Admiral Han stepped forward, his face granite. “Total count. What are we looking at?”
Captain Hsu didn’t look up from his screen. “Still compiling, sir. It’s heavy — but not saturation-level.”
“It’s confirmed. Two hundred thirty inbound tracks,” Hsu said, voice flat. “Mixed load — ballistic and cruise. DF-16s, — 17s, — 21s, — 26s, plus CJ-10s. Time to impact: eleven minutes for the hypersonics, fourteen for the rest.”
The JOC fell silent. Fingers hovered over keyboards. Radios hissed.
“No signs of mobile launchers redeploying,” Hsu continued. “No bomber launches. No MRLs on the move. Could be a single-phase strike.”
Han’s eyes shifted to the main monitor. “Any tracks on Okinawa? Guam? Are the Americans or Japanese being hit?”
“Negative, Admiral,” Hsu said quickly. “No second-theater expansion. No launches toward US or JSDF assets.”
A ripple of restrained relief moved through the room.
“Targets?” Han asked, eyes still locked on the growing constellation of missile arcs.
“They’re coming in now,” said Major Ke Jianhao, scanning the filtered trajectory data. His voice sharpened with each word.
“Zuoying Naval Base. Adjacent Tsoying Shipyard. Leshan Long-Range Radar. Dongsha Island Garrison. Anping Naval Base, Tainan. The Army Command HQ, Taoyuan. Army Special Forces Command — Longcheng Barracks complex.”
He hesitated — one more line of data was populating.
“And the Longtan Combined Maintenance Depot. That’s under Third Regional Support Command. Also in Taoyuan.”
Everyone in the room exhaled, like they’d been punched in the gut.
“Damn it,” Han muttered, jaw clenched. “They’re gutting our second strike.”
As the seconds stretched for what felt like minutes, the missile tracks continued to advance toward them. Each of the glowing red tracks was hundreds or even thousands of pounds of explosive power racing toward them.
“OK, we have trained and prepared for this moment,” General Yen began. “We all knew this day might come, and now it has. This is no longer a drill. This is real. I want all missile batteries active, Patriots and Sky Bow IIIs, even the new Roadrunners-Ms. All ballistic and cruise missile defenses are weapons free to engage targets at will, maximum rate of fire. Do what we can to protect the targets in Taipei — Ministry of National Defense Headquarters, and the Hengshan Military Command Center. Kaohsiung and the Zuoying Naval Base, and the Army Command HQ, Taoyuan, are the priority targets we should focus our efforts on defending,” General Yen ordered.
Yen received a nod of approval from Admiral Han as he took charge of the missile defense situation, reminding everyone they had a job to do.
As the situation continued to unfold, Jodi found herself standing, staring at the hundreds of missile tracks bearing down on them.

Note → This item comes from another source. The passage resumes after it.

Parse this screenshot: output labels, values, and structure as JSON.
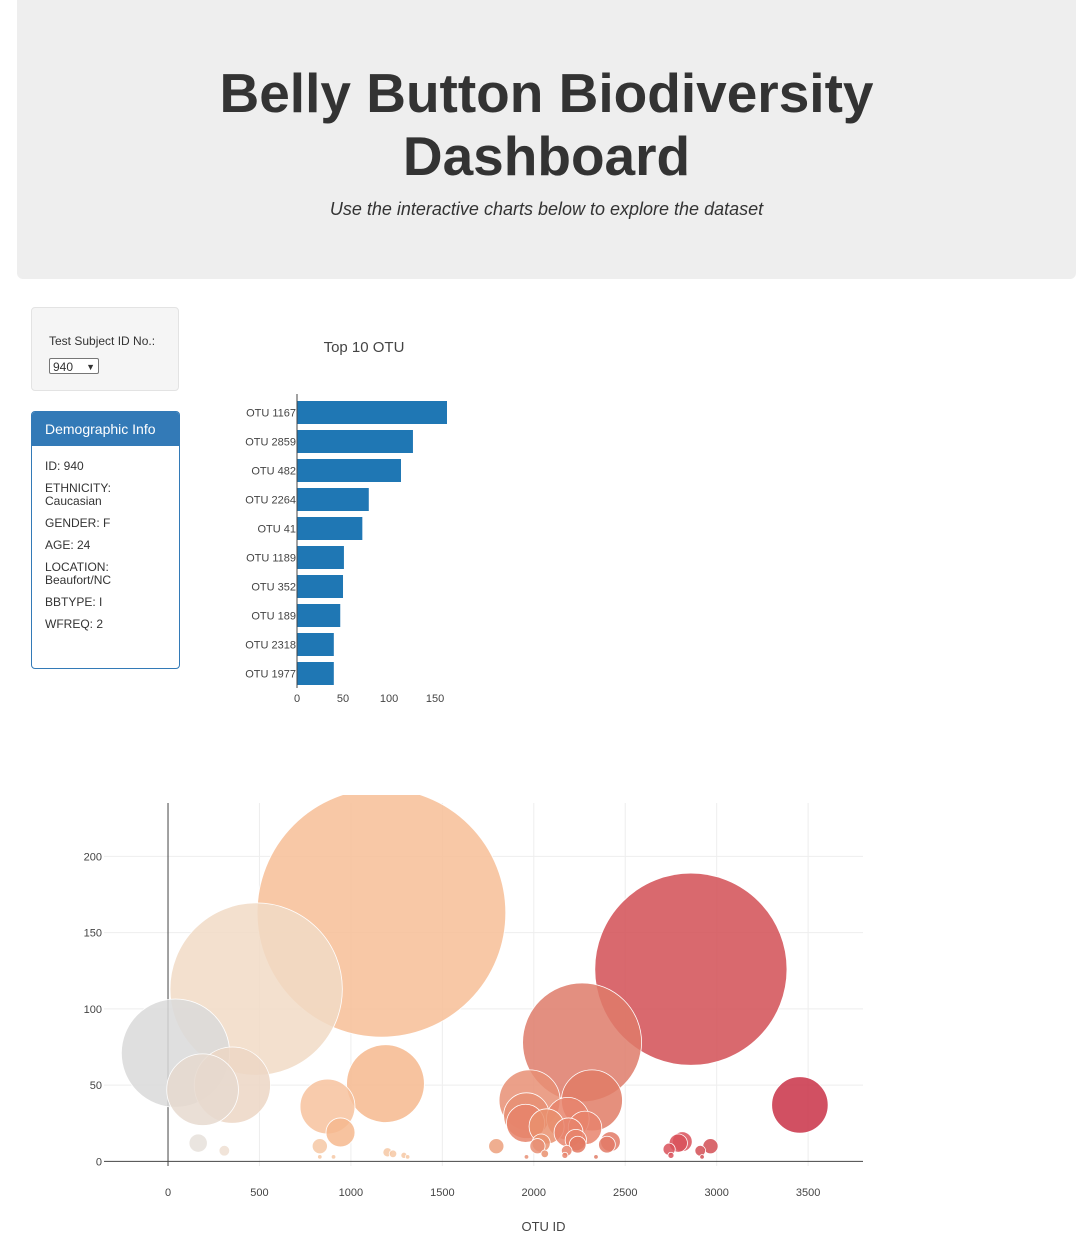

It suddenly became real. More than a dozen of those tracks were heading for the building above her — if those Patriots missed, she could die in the coming minutes. For the first time in a long while, she began to pray.
“First intercepts in ninety seconds,” someone announced.
Jodi met General Yen’s eyes. The old soldier managed a tight nod — acknowledgment of her contribution, and what they’d achieved today despite what might happen next. She’d bloodied the PLA Navy today, sending more tonnage to the bottom of the ocean than anyone since World War II. But now, in this moment as missiles closed in on them, none of that mattered.